Not that it will surprise anyone here. But still, having Pete Gorman’s former right-hand man come right and admit — boast even — that CMS’ $9m. worth of “learning communities” was primarily about arresting and re-directing public upset about the system and securing the passage of a half-billion bond is depressing as hell.

This is more proof that CMS’ primary output is not education, but spin and outright propaganda. Check it out:

Q. Organizationally, do you have any thoughts or ideas about different structures Guilford County Schools can take? I’m thinking about the significant restructuring in the Charlotte-Mecklenburg system — the creation of mini-school systems. Is that an approach that should be on the table here?

A. In Charlotte-Mecklenburg schools we put in place, when I became the chief operating officer, something that we called learning communities. We have an area superintendent in six learning communities. That person has a staff of a dozen or so individuals. That staff or person is placed in a learning community, which is a collection of pre-K to 12 schools that they are supervising.
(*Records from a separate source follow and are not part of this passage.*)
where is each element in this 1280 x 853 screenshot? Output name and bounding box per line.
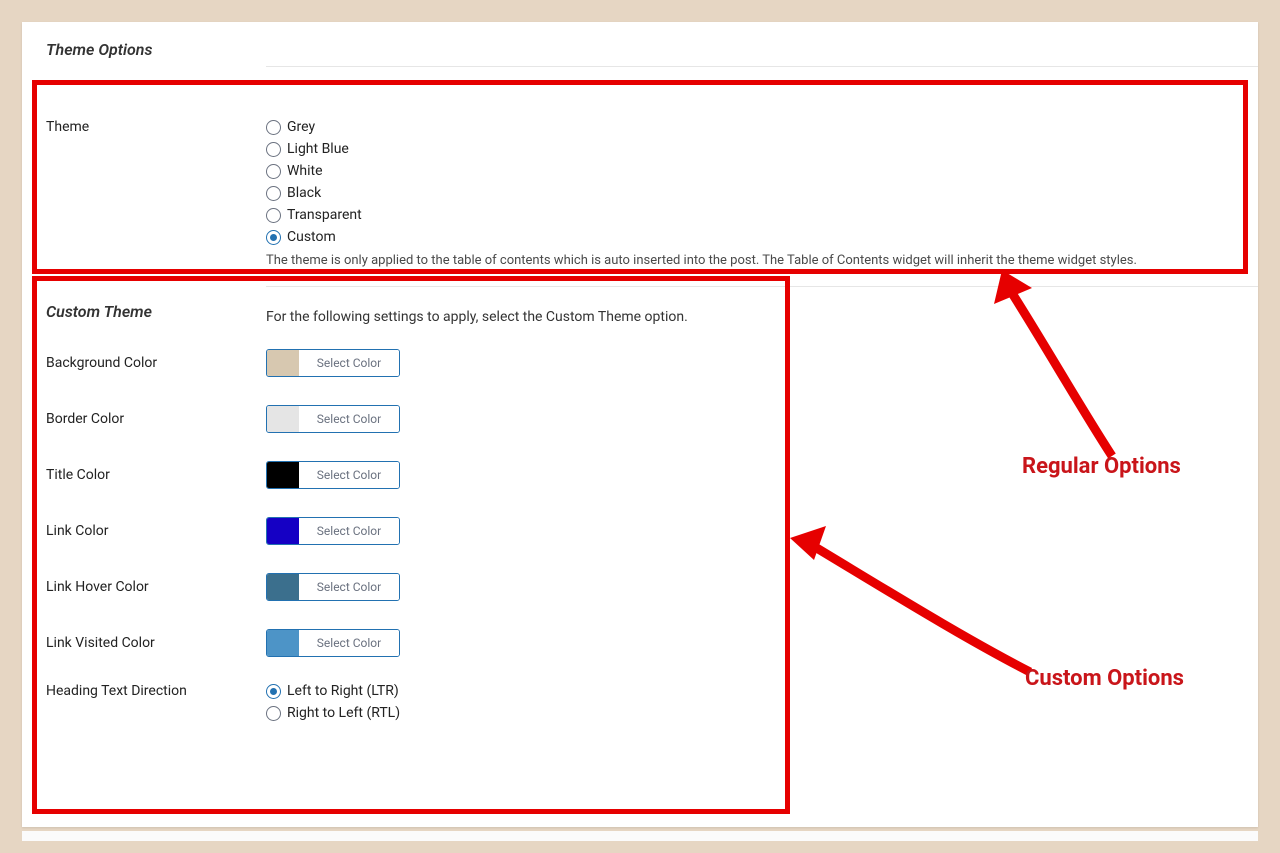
radio-label: Grey xyxy=(287,117,315,137)
radio-label: White xyxy=(287,161,323,181)
theme-option-custom[interactable]: Custom xyxy=(266,227,1234,247)
theme-description: The theme is only applied to the table o… xyxy=(266,253,1234,268)
radio-custom[interactable] xyxy=(266,230,281,245)
theme-option-light-blue[interactable]: Light Blue xyxy=(266,139,1234,159)
footer-strip xyxy=(22,831,1258,841)
row-custom-intro: For the following settings to apply, sel… xyxy=(22,309,1258,335)
radio-label: Left to Right (LTR) xyxy=(287,681,399,701)
radio-rtl[interactable] xyxy=(266,706,281,721)
swatch-link-hover xyxy=(267,574,299,600)
annotation-label-custom: Custom Options xyxy=(1025,666,1184,691)
radio-light-blue[interactable] xyxy=(266,142,281,157)
radio-white[interactable] xyxy=(266,164,281,179)
label-border-color: Border Color xyxy=(46,405,266,427)
theme-option-transparent[interactable]: Transparent xyxy=(266,205,1234,225)
label-heading-direction: Heading Text Direction xyxy=(46,681,266,699)
select-color-button[interactable]: Select Color xyxy=(299,630,399,656)
theme-radio-list: Grey Light Blue White Black xyxy=(266,117,1234,247)
row-border-color: Border Color Select Color xyxy=(22,391,1258,447)
swatch-border xyxy=(267,406,299,432)
radio-transparent[interactable] xyxy=(266,208,281,223)
dir-option-rtl[interactable]: Right to Left (RTL) xyxy=(266,703,1234,723)
label-background-color: Background Color xyxy=(46,349,266,371)
section-title-theme-options: Theme Options xyxy=(22,22,1258,67)
label-theme: Theme xyxy=(46,117,266,135)
swatch-link-visited xyxy=(267,630,299,656)
select-color-button[interactable]: Select Color xyxy=(299,518,399,544)
radio-ltr[interactable] xyxy=(266,684,281,699)
row-link-hover-color: Link Hover Color Select Color xyxy=(22,559,1258,615)
radio-black[interactable] xyxy=(266,186,281,201)
radio-label: Transparent xyxy=(287,205,362,225)
divider xyxy=(266,286,1258,287)
select-color-button[interactable]: Select Color xyxy=(299,350,399,376)
select-color-button[interactable]: Select Color xyxy=(299,406,399,432)
select-color-button[interactable]: Select Color xyxy=(299,574,399,600)
swatch-link xyxy=(267,518,299,544)
theme-option-grey[interactable]: Grey xyxy=(266,117,1234,137)
custom-theme-intro: For the following settings to apply, sel… xyxy=(266,309,1234,325)
divider xyxy=(266,66,1258,67)
theme-option-black[interactable]: Black xyxy=(266,183,1234,203)
swatch-background xyxy=(267,350,299,376)
label-link-hover-color: Link Hover Color xyxy=(46,573,266,595)
radio-label: Light Blue xyxy=(287,139,349,159)
row-theme: Theme Grey Light Blue White xyxy=(22,107,1258,278)
select-color-button[interactable]: Select Color xyxy=(299,462,399,488)
swatch-title xyxy=(267,462,299,488)
color-picker-link-hover[interactable]: Select Color xyxy=(266,573,400,601)
theme-option-white[interactable]: White xyxy=(266,161,1234,181)
row-link-visited-color: Link Visited Color Select Color xyxy=(22,615,1258,671)
label-link-visited-color: Link Visited Color xyxy=(46,629,266,651)
settings-panel: Theme Options Theme Grey Light Blue xyxy=(22,22,1258,827)
row-link-color: Link Color Select Color xyxy=(22,503,1258,559)
color-picker-border[interactable]: Select Color xyxy=(266,405,400,433)
annotation-label-regular: Regular Options xyxy=(1022,454,1181,479)
color-picker-title[interactable]: Select Color xyxy=(266,461,400,489)
label-link-color: Link Color xyxy=(46,517,266,539)
radio-grey[interactable] xyxy=(266,120,281,135)
radio-label: Right to Left (RTL) xyxy=(287,703,400,723)
radio-label: Custom xyxy=(287,227,336,247)
radio-label: Black xyxy=(287,183,321,203)
color-picker-link-visited[interactable]: Select Color xyxy=(266,629,400,657)
color-picker-background[interactable]: Select Color xyxy=(266,349,400,377)
row-background-color: Background Color Select Color xyxy=(22,335,1258,391)
color-picker-link[interactable]: Select Color xyxy=(266,517,400,545)
label-title-color: Title Color xyxy=(46,461,266,483)
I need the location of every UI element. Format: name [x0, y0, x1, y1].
There’s still a lot of central office relationship to that learning community and that area superintendent. …

Q. Do you think it was working out in Charlotte-Mecklenburg?

A. It’s working very, very well. You can go to Charlotte Mecklenburg Schools now and you don’t really hear deconsolidation being discussed. We went from losing a bond campaign pretty dramatically to winning one very dramatically.

Ahem. I would like to deconsolidate. CMS is too big and the learning communities mere org-chart inventions without real power. I want to deconsolidate into three or four districts, possibly with a “choice” district overlaying them all, as described by the Gantt Commission report. I would like to deconsolidate because the current regime has no clue how many students will show up year-to-year and still cannot give me a school-by-school annual budget.

Good luck, Gboro. You are about to get very dizzy.